他左脸写着‘派这么个将领去带兵打仗怕不是要完’,右脸写着‘这人的军功怕不是有假吧’的怀疑。
对上那双眼睛,杨靖神情略微不自然了一瞬,扭过头去,又尽量装着自然的抬头回视他道,“少废话!安王殿下已经朝花船上去了,我们还不快走!”
果然,人心虚起来的时候就会显得很忙。
杨靖动作别提多迅速的一下钻出船舱,抬手招呼在客船间维持秩序的花船小厮,“我与先前上船的客人是一道的,人多,我们分开坐船而来,可否让我们上去?”
小厮面露迟疑,眼神在杨靖身上扫着,似是判断他说的话的真假,半天没说话,尔后摇头,表示不信。
“先前的客人没说后面还有人没跟上,还请贵客莫要为难小的。”
杨靖还想再说什么,关键时候还是陈闲余出马,他从杨靖身后走出来,声音压的很低的在小厮身旁说出一句,“长安千年不见日,今昔流火照天明。”
小厮原本听杨靖说他们是和安王一伙儿的表情从犹豫转为惊讶,而后迅速切换成恭敬,“客人请登船。”
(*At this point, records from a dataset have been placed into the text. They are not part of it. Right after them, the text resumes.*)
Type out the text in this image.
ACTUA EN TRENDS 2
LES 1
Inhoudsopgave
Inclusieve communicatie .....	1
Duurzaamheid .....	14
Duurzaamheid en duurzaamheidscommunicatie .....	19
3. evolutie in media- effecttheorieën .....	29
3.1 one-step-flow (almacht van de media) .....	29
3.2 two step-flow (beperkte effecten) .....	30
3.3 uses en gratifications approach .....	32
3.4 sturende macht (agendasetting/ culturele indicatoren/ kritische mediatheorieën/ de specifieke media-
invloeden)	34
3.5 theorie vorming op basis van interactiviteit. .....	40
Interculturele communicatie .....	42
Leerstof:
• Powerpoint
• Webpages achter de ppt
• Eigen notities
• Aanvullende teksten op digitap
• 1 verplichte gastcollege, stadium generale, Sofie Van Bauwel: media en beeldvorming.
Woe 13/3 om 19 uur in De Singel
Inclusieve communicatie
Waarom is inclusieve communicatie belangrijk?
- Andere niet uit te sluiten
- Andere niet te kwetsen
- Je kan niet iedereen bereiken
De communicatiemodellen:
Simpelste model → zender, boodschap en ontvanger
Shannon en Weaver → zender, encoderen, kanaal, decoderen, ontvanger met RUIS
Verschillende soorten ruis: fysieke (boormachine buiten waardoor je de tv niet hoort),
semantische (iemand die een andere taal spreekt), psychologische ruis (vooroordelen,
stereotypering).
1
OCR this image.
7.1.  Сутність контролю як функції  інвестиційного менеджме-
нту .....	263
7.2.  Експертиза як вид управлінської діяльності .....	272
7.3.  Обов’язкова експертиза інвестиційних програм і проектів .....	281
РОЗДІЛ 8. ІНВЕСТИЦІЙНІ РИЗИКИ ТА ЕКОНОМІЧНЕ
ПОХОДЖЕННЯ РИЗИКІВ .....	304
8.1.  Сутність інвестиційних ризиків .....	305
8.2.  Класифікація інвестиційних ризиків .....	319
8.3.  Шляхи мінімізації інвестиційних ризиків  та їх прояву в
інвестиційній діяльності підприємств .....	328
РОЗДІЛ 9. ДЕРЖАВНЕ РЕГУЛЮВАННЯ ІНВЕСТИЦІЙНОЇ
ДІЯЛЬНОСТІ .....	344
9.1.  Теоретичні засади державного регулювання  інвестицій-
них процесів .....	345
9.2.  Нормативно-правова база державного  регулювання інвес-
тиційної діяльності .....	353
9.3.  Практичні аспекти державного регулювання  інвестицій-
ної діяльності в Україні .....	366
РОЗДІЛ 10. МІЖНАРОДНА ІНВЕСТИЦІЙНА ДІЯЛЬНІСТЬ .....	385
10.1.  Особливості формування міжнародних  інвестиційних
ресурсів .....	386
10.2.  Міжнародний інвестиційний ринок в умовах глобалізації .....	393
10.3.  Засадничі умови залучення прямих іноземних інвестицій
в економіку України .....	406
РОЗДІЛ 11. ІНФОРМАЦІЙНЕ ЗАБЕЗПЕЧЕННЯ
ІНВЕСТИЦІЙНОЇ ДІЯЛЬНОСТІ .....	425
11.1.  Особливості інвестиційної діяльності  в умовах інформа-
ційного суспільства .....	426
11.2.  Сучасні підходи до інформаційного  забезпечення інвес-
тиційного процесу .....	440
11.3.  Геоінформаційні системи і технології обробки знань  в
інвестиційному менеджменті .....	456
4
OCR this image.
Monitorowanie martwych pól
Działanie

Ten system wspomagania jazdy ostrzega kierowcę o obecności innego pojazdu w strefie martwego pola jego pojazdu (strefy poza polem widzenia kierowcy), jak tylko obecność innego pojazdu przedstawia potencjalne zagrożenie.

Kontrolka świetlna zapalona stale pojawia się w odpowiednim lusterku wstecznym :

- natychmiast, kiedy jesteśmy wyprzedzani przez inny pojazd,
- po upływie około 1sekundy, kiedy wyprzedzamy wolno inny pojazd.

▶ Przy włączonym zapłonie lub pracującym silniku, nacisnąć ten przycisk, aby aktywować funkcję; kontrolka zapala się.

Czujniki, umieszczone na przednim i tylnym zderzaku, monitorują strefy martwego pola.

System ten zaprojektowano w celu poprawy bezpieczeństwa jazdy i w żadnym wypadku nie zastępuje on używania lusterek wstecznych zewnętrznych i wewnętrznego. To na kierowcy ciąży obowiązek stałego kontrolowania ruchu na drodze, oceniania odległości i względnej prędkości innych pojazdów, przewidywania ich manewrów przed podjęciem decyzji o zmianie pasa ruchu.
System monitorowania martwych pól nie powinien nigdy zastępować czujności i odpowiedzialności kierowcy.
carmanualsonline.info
旁观了全程的杨靖一时间只觉得莫名其妙,神情从惊讶到意外,再到满脸懵逼。
最后他看看去指挥前方船只让路的小厮,又回头看看站在自己身边的这位,他深刻的觉得,陈闲余刚才怕不是在驴他吧???
“你在骗我?”他脸黑了。
什么靠安王上船,全是假的!
明明陈闲余就靠了一句诗,人家就毕恭毕敬的请他们上船了,连多余的一块银子都没给。
这不合理!这不科学!
陈闲余拍拍杨靖的肩,笑得一脸灿烂,“我怎么可能骗你,你又在胡说八道些什么。”
“这不是安王殿下告诉我们的吗?难道你忘记了?”
杨靖:……就从来没有过这回事好吧!
他怒而背过身去,不想再看这骗子的可恶嘴脸,真是隔三岔五的就要上陈闲余的当,当当不一样,总这样骗人很好玩儿吗?
“行了,正事要紧,你还想不想见到桃花仙子了。”
陈闲余一句话精准拿捏杨靖。
“当然要见!”他气了又气,心不甘情不愿的将那口气憋了回去,等到面前空出一条路来,立马自己拿起船桨划船,到了花船旁边时,更是自顾自的顺着梯子就上去,全程不跟陈闲余说一句话,就像是在生闷气的小孩儿一样。
陈闲余在他身后笑的见牙不见眼,也落后一步登上花船。
“杨靖,你等等我啊,跑那么快干什么,你是着急见王爷还是着急去见桃花仙子啊?”
杨靖回头,面色不善的盯着陈闲余,大有一幅他再敢多言半句就宰了他的架势。
“诶,杨兄,闲余,好巧啊,你们也来这儿了。”
陈闲余调侃的笑还没从脸上下去,就被身后一句熟悉的声音给弄的笑容一滞,回头,看见也登上花船的温济,脸上的笑容慢慢落了下来,变成死人脸的模样。
陈闲余:笑不出来,一点也不嘻嘻。
他毫不客气的摆出并不想见到他的姿态,“温二公子,这也能遇上?你不会是在跟踪我们吧?”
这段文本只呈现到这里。